Despite a fairly large Muslim population in California, Muslims still find difficulty in landing roles beyond those of the commonly portrayed “terrorist” or “friendly gas station attendant.” The ability to land roles that aren’t racist or offensive has only recently begun to improve. For the MPAC Media Awards honorees, changing the narrative of the Muslim-American community was at the top of the night’s agenda.
“I identify as human,” said Irish singer-songwriter Geldof, after he received a standing ovation for his work as a philanthropist and political activist. “[Muslim-Americans] are people — not because of shared faith, not because they wave the same flag of nationhood or common community, but rather common humanity.”
“I wanted to make a series called Secret Life of Muslims,” explained Seftel in his acceptance speech, after noting that more than half of Americans have an unfavorable view of Muslims. “The secret being, of course, that we’re all just people.”
Seftel’s digital docuseries, which presented firsthand accounts of everyday lives, was particularly well-received by those who were previously unfamiliar with the practices and lifestyles of Muslims living in America.
“It’s really hard to argue with storytelling, especially when someone is telling their own story,” said Seftel, who’s currently prepping for the second season. “If someone is showing you who they are as a person, it’s disarming. When it’s coming from the heart and you can tell it’s truthful, it’s the most powerful thing there is, especially when it comes to opening people’s minds and opening their hearts.”
He added, “We live in a time where people seem to have little interest in opinions that don’t match their own. We didn’t want to make a series about political opinions…. The kind of storytelling we’re trying to do in this series, it can’t be argued with.
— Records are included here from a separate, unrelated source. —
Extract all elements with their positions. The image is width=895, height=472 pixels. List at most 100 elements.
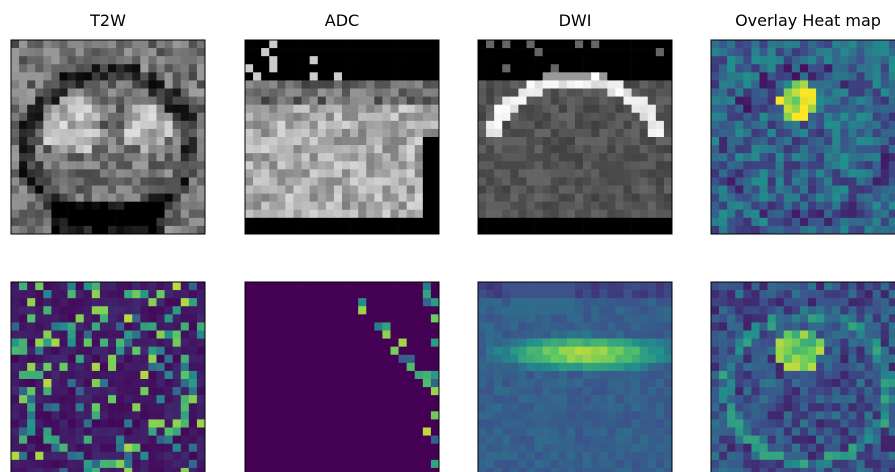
pixel (559, 403, 567, 411)
pixel (68, 290, 76, 298)
pixel (350, 161, 358, 169)
pixel (518, 444, 526, 452)
pixel (35, 80, 43, 88)
pixel (165, 105, 173, 113)
pixel (51, 403, 59, 411)
pixel (407, 452, 415, 460)
pixel (108, 282, 116, 290)
pixel (310, 444, 318, 452)
pixel (535, 322, 543, 330)
pixel (567, 452, 575, 460)
pixel (502, 64, 510, 72)
pixel (116, 202, 124, 210)
pixel (824, 436, 832, 444)
pixel (423, 121, 431, 129)
pixel (189, 339, 197, 347)
pixel (591, 64, 599, 72)
pixel (735, 331, 743, 339)
pixel (68, 145, 76, 153)
pixel (181, 218, 189, 226)
pixel (19, 444, 27, 452)
pixel (334, 89, 342, 97)
pixel (261, 161, 269, 169)
pixel (494, 153, 502, 161)
pixel (784, 145, 792, 153)
pixel (173, 121, 181, 129)
pixel (656, 339, 664, 347)
pixel (543, 177, 551, 185)
pixel (575, 314, 583, 322)
pixel (342, 347, 350, 355)
pixel (881, 105, 889, 113)
pixel (792, 363, 800, 371)
pixel (342, 202, 350, 210)
pixel (743, 145, 751, 153)
pixel (873, 339, 881, 347)
pixel (399, 387, 407, 395)
pixel (551, 436, 559, 444)
pixel (784, 177, 792, 185)
pixel (391, 105, 399, 113)
pixel (656, 97, 664, 105)
pixel (415, 210, 423, 218)
pixel (800, 121, 808, 129)
pixel (431, 89, 439, 97)
pixel (486, 121, 494, 129)
pixel (277, 169, 285, 177)
pixel (253, 194, 261, 202)
pixel (253, 460, 261, 468)
pixel (116, 153, 124, 161)
pixel (832, 80, 840, 88)
pixel (92, 80, 100, 88)
pixel (165, 97, 173, 105)
pixel (824, 306, 832, 314)
pixel (116, 411, 124, 419)
pixel (84, 121, 92, 129)
pixel (43, 419, 51, 427)
pixel (391, 347, 399, 355)
pixel (285, 89, 293, 97)
pixel (285, 64, 293, 72)
pixel (294, 202, 302, 210)
pixel (751, 298, 759, 306)
pixel (832, 314, 840, 322)
pixel (567, 387, 575, 395)
pixel (800, 194, 808, 202)
pixel (84, 419, 92, 427)
pixel (719, 80, 727, 88)
pixel (784, 186, 792, 194)
pixel (43, 290, 51, 298)
pixel (11, 331, 19, 339)
pixel (502, 371, 510, 379)
pixel (751, 177, 759, 185)
pixel (302, 347, 310, 355)
pixel (245, 161, 253, 169)
pixel (157, 194, 165, 202)
pixel (583, 210, 591, 218)
pixel (197, 314, 205, 322)
pixel (173, 113, 181, 121)
pixel (342, 145, 350, 153)
pixel (824, 105, 832, 113)
pixel (615, 226, 623, 234)
pixel (543, 452, 551, 460)
pixel (285, 161, 293, 169)
pixel (294, 403, 302, 411)
pixel (407, 444, 415, 452)
pixel (181, 194, 189, 202)
pixel (599, 428, 607, 436)
pixel (415, 56, 423, 64)
pixel (792, 355, 800, 363)
pixel (711, 460, 719, 468)
pixel (784, 72, 792, 80)
pixel (35, 105, 43, 113)
pixel (189, 194, 197, 202)
pixel (277, 153, 285, 161)
pixel (399, 48, 407, 56)
pixel (664, 347, 672, 355)
pixel (615, 137, 623, 145)
pixel (51, 290, 59, 298)
pixel (776, 355, 784, 363)
pixel (873, 282, 881, 290)
pixel (615, 411, 623, 419)
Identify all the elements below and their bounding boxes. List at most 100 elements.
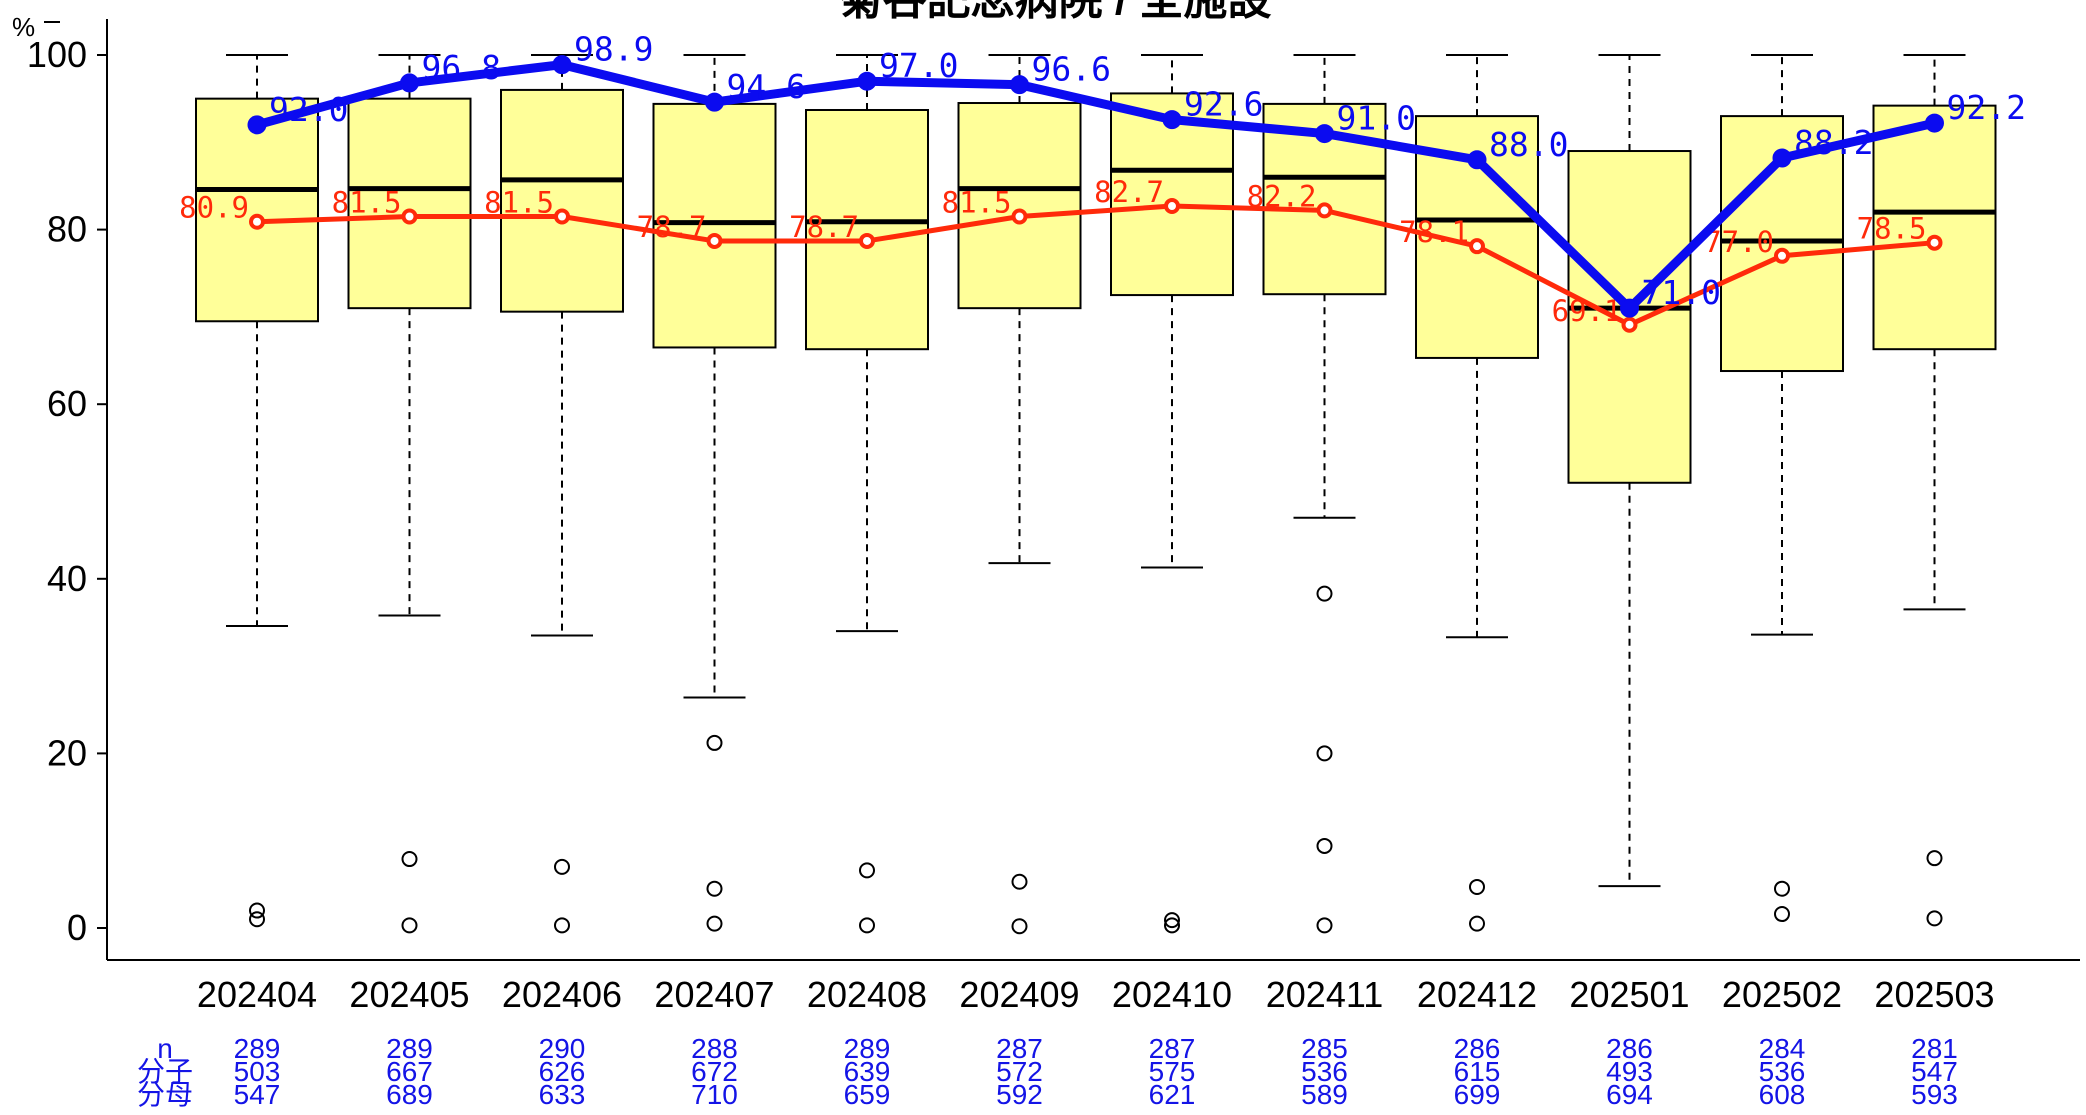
- table-cell: 286: [1606, 1033, 1653, 1064]
- outlier-point: [1926, 850, 1943, 867]
- box-iqr: [1567, 150, 1692, 484]
- series-point: [1011, 208, 1028, 225]
- series-point: [1772, 148, 1792, 168]
- x-tick-label: 202405: [349, 974, 469, 1015]
- table-cell: 281: [1911, 1033, 1958, 1064]
- x-tick-label: 202501: [1569, 974, 1689, 1015]
- data-label: 81.5: [484, 186, 554, 220]
- table-cell: 626: [539, 1056, 586, 1087]
- data-label: 92.0: [269, 90, 348, 129]
- data-label: 88.0: [1489, 125, 1568, 164]
- data-label: 92.6: [1184, 85, 1263, 124]
- box-202408: [805, 54, 929, 934]
- table-cell: 694: [1606, 1079, 1653, 1110]
- series-point: [1926, 234, 1943, 251]
- box-iqr: [1872, 104, 1997, 351]
- outlier-point: [1316, 745, 1333, 762]
- box-iqr: [805, 108, 929, 351]
- table-cell: 289: [386, 1033, 433, 1064]
- outlier-point: [1316, 585, 1333, 602]
- data-label: 78.7: [637, 210, 707, 244]
- series-point: [552, 55, 572, 75]
- x-axis: 202404 202405 202406 202407 202408 202409 2024…: [107, 959, 2080, 1015]
- series-point: [859, 232, 875, 249]
- x-tick-label: 202408: [807, 974, 927, 1015]
- table-cell: 593: [1911, 1079, 1958, 1110]
- data-label: 91.0: [1337, 99, 1416, 138]
- series-point: [705, 92, 724, 112]
- x-tick-label: 202406: [502, 974, 622, 1015]
- table-cell: 493: [1606, 1056, 1653, 1087]
- table-cell: 547: [234, 1079, 281, 1110]
- outlier-point: [706, 915, 723, 932]
- outlier-point: [1926, 910, 1943, 927]
- table-cell: 633: [539, 1079, 586, 1110]
- y-tick-label: 0: [67, 907, 87, 948]
- series-line: [255, 60, 1936, 313]
- box-iqr: [957, 102, 1082, 310]
- box-iqr: [347, 97, 472, 310]
- table-cell: 289: [844, 1033, 891, 1064]
- box-202405: [347, 54, 472, 934]
- series-point: [400, 73, 419, 93]
- outlier-point: [554, 858, 570, 875]
- data-label: 69.1: [1552, 294, 1622, 328]
- table-cell: 621: [1149, 1079, 1196, 1110]
- series-point: [401, 208, 418, 225]
- data-label: 78.1: [1399, 215, 1469, 249]
- series-point: [1620, 298, 1639, 318]
- outlier-point: [1164, 912, 1180, 929]
- series-point: [1315, 124, 1334, 144]
- table-cell: 592: [996, 1079, 1043, 1110]
- table-cell: 287: [996, 1033, 1043, 1064]
- series-point: [1010, 75, 1029, 95]
- box-202406: [500, 54, 624, 934]
- table-cell: 286: [1454, 1033, 1501, 1064]
- data-label: 77.0: [1704, 225, 1774, 259]
- series-point: [247, 115, 267, 135]
- box-202407: [652, 54, 777, 932]
- y-tick-label: 40: [47, 558, 87, 599]
- series-point: [857, 71, 877, 91]
- box-iqr: [500, 88, 624, 313]
- table-row-label: 分母: [137, 1079, 193, 1110]
- table-cell: 536: [1301, 1056, 1348, 1087]
- outlier-point: [554, 917, 570, 934]
- table-row-label: 分子: [137, 1056, 193, 1087]
- outlier-point: [1469, 878, 1485, 895]
- table-cell: 672: [691, 1056, 738, 1087]
- line-series: 80.9 81.5 81.5 78.7 78.7 81.5 82.7 82.2 78.1 69.1…: [179, 30, 2026, 333]
- series-point: [249, 213, 265, 230]
- outlier-point: [1011, 873, 1028, 890]
- table-cell: 284: [1759, 1033, 1806, 1064]
- data-label: 71.0: [1642, 273, 1721, 312]
- series-line: [256, 203, 1935, 328]
- data-label: 80.9: [179, 191, 249, 225]
- x-tick-label: 202409: [959, 974, 1079, 1015]
- box-202501: [1567, 54, 1692, 888]
- outlier-point: [1316, 837, 1333, 854]
- outlier-point: [1316, 917, 1333, 934]
- data-label: 82.7: [1094, 175, 1164, 209]
- series-point: [1316, 202, 1333, 219]
- outlier-point: [859, 862, 875, 879]
- box-iqr: [195, 97, 319, 323]
- x-tick-label: 202404: [197, 974, 317, 1015]
- data-label: 78.7: [789, 210, 859, 244]
- table-cell: 503: [234, 1056, 281, 1087]
- series-point: [1469, 238, 1485, 255]
- outlier-point: [249, 911, 265, 928]
- data-label: 94.6: [727, 67, 806, 106]
- table-cell: 547: [1911, 1056, 1958, 1087]
- series-0: 92.0 96.8 98.9 94.6 97.0 96.6 92.6 91.0 88.0 71.0…: [247, 30, 2026, 318]
- series-point: [1925, 113, 1944, 133]
- table-cell: 639: [844, 1056, 891, 1087]
- x-tick-label: 202412: [1417, 974, 1537, 1015]
- table-cell: 710: [691, 1079, 738, 1110]
- box-202412: [1415, 54, 1539, 932]
- table-cell: 667: [386, 1056, 433, 1087]
- table-cell: 287: [1149, 1033, 1196, 1064]
- y-axis-label: %: [12, 12, 35, 42]
- series-point: [1164, 198, 1180, 215]
- outlier-point: [249, 902, 265, 919]
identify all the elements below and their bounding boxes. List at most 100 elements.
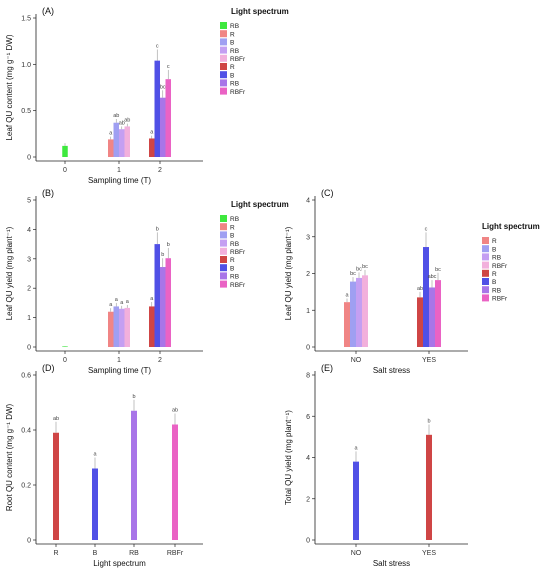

It’s undeniable.”
The White House’s influence on the Muslim-American community also was an unavoidable topic of the evening, with several of the speakers, including the director of MPAC’s Hollywood Bureau, Sue Obeidi, discussing the impact of President Donald Trump’s attitude and policies toward Muslims since taking office in 2017.
“The travel ban, the government, the moving backwards of values and ideas…this isn’t the America we know and love,” argued Obeidi. “This administration is kind of making up their own rules and we have to resist because we are part of America; we are the fabric of America, just like everybody else.”
Despite pushback from the Trump administration, Obeidi notes the “silver linings” to the situation. “Every marginalized community has gone through this but it’s our turn now, and we’re standing on the shoulders of so many others who have experienced it,” said Obeidi, referencing the Jewish, African-American and LGBTQ communities. “We are learning from them, we are being supported and we don’t feel alone.”
For Seftel, on the other hand, Trump’s running for office became his own “silver lining,” noting that his series didn’t truly take off until Trump’s decision helped early fundraising efforts. “The 2016 presidential campaign happened and the talk was ugly. Suddenly, some of the places who had said no to our funding requests were reaching out.”
With so many more accurate portrayals of Muslim Americans in Hollywood, the authentic stories are beginning to take precedence and replace those with racist undertones. But it’s crucial, now more than ever, for these projects to become mainstream and be told as realistically as possible.
“Being able to make this series at this time gives me, as a filmmaker, a feeling of agency,” admitted Seftel, who strongly believes these stories are relatable to anyone who watches. “There’s some little thing I can do to bring common sense to the table, to educate people and to inform people when they’re not getting accurate information.”
Added Khan in her closing remarks, in which she emphasized the importance for Muslim-American visibility and opportunity: “Let’s be proactive, let’s be the crazy filmmakers and magic makers. If Hollywood is something we really want to harness, maybe being crazy is the most sane thing we can do.”